Yes — all 50 states allow it. The rules govern how payments are processed (IOLTA trust account routing), whether fees can be passed to clients (varies by state), and what disclosures are required. All of these are manageable with the right processor. The only firm restriction: processing fees cannot be deducted from client trust funds. Use an IOLTA-compliant processor like LawPay, Confido Legal, or Clio Payments.
IOLTA stands for Interest on Lawyers' Trust Accounts. Client funds (retainers, advance fees) must be held in a separate trust account until earned. Standard processors deduct their fee from the gross payment before depositing — which means $145 in fees on a $5,000 retainer never reaches the trust account. That's an ethics violation. IOLTA-compliant processors deposit the full retainer to trust and deduct fees separately from the operating account.
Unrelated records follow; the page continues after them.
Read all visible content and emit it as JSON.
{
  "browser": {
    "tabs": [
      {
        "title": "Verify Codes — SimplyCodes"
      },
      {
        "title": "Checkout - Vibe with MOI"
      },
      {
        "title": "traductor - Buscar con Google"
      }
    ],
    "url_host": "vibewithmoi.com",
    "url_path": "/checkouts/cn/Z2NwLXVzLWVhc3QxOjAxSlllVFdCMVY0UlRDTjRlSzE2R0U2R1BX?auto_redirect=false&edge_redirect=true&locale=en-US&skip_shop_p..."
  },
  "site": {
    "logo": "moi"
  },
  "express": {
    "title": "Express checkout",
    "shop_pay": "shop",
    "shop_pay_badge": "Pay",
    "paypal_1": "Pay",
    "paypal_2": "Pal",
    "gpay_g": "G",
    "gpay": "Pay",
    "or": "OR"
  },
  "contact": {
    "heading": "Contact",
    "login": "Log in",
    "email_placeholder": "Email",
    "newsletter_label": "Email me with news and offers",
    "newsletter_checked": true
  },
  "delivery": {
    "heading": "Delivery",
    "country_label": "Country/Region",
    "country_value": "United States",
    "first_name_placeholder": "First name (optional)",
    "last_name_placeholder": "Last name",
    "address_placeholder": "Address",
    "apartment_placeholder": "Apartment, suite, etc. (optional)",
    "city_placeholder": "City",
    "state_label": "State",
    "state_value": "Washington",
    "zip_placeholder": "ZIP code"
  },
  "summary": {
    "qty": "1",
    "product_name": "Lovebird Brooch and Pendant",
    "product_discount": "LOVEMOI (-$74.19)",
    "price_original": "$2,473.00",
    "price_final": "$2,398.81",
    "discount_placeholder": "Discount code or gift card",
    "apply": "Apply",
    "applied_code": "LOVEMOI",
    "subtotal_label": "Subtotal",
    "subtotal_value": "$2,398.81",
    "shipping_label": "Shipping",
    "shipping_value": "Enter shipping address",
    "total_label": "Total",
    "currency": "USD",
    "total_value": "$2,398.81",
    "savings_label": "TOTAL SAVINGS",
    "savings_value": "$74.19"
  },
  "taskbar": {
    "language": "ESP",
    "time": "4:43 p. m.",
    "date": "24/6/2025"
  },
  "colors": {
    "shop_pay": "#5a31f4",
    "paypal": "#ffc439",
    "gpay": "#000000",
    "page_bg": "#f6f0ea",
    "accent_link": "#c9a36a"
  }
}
For solo and small firms: LawPay at 2.99%+$0.29 vs Stripe at 2.9%+$0.30 is a 0.09% difference — about $0.90 on a $1,000 invoice. The difference is negligible. What LawPay provides that Stripe doesn't: automatic IOLTA trust account routing, ABA endorsement (relevant for bar audit purposes), and a $15 eCheck cap that saves $50–$400+ on large retainers. The eCheck savings alone typically justify the marginal rate difference for any firm that handles retainers above $2,000.
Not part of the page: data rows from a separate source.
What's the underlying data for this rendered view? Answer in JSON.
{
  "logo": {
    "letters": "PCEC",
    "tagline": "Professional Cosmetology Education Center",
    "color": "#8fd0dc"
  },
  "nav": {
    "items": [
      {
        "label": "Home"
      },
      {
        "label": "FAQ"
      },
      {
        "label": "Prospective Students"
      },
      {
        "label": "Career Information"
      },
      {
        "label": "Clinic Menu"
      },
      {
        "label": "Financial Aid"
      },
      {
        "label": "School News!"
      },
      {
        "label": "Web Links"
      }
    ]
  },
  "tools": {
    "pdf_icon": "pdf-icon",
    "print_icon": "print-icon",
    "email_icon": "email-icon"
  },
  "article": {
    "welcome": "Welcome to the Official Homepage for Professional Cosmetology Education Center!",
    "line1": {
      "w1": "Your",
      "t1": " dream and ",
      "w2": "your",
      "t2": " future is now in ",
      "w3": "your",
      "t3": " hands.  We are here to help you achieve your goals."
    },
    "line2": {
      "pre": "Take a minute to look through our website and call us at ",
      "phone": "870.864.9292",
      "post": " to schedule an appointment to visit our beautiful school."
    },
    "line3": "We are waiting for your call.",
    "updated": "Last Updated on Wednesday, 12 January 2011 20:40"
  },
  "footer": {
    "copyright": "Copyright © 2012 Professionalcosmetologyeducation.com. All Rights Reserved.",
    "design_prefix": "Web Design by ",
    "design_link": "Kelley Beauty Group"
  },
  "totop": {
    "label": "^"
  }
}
Technically yes, with manual configuration. You would need to set up separate bank accounts for trust and operating, verify that fee deductions never hit trust funds, and manually validate the routing on every transaction type. Stripe doesn't verify or guarantee IOLTA compliance — the responsibility for ensuring correct routing falls entirely on you. Most state bar ethics opinions that address legal payments recommend purpose-built legal processors (LawPay, Confido) over general processors precisely because the trust account routing is verified rather than assumed.
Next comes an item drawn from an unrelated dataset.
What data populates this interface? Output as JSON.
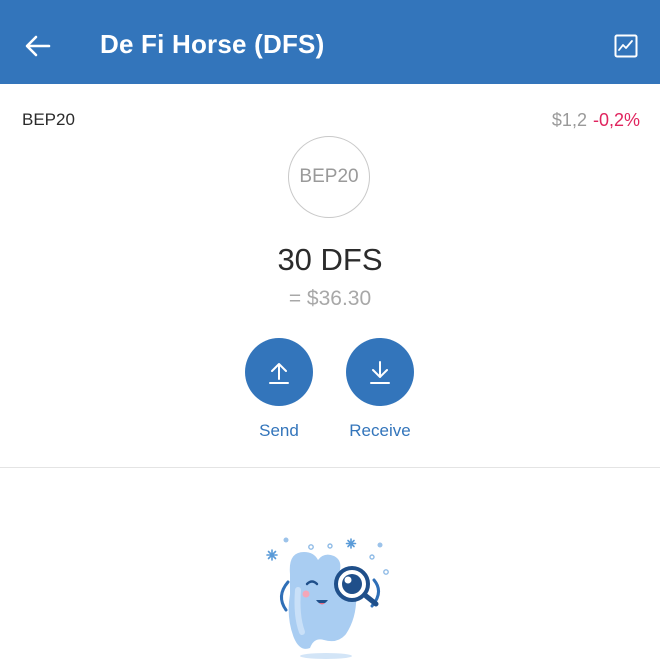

ACH / eCheck for large retainers (LawPay's $15 cap or Confido's $10 cap saves hundreds per payment). Card payments via Confido Legal ($0 monthly fee, 2.9%+$0.30) or CPACharge ($0 base tier) are cheapest for credit card volume. For firms already using Clio, Clio Payments (2.65%–2.75%) undercuts LawPay and includes practice management integration. The highest-cost option is using Square or a generic processor and paying full 2.9%+$0.30 on retainers that could have gone ACH at a fraction of the cost.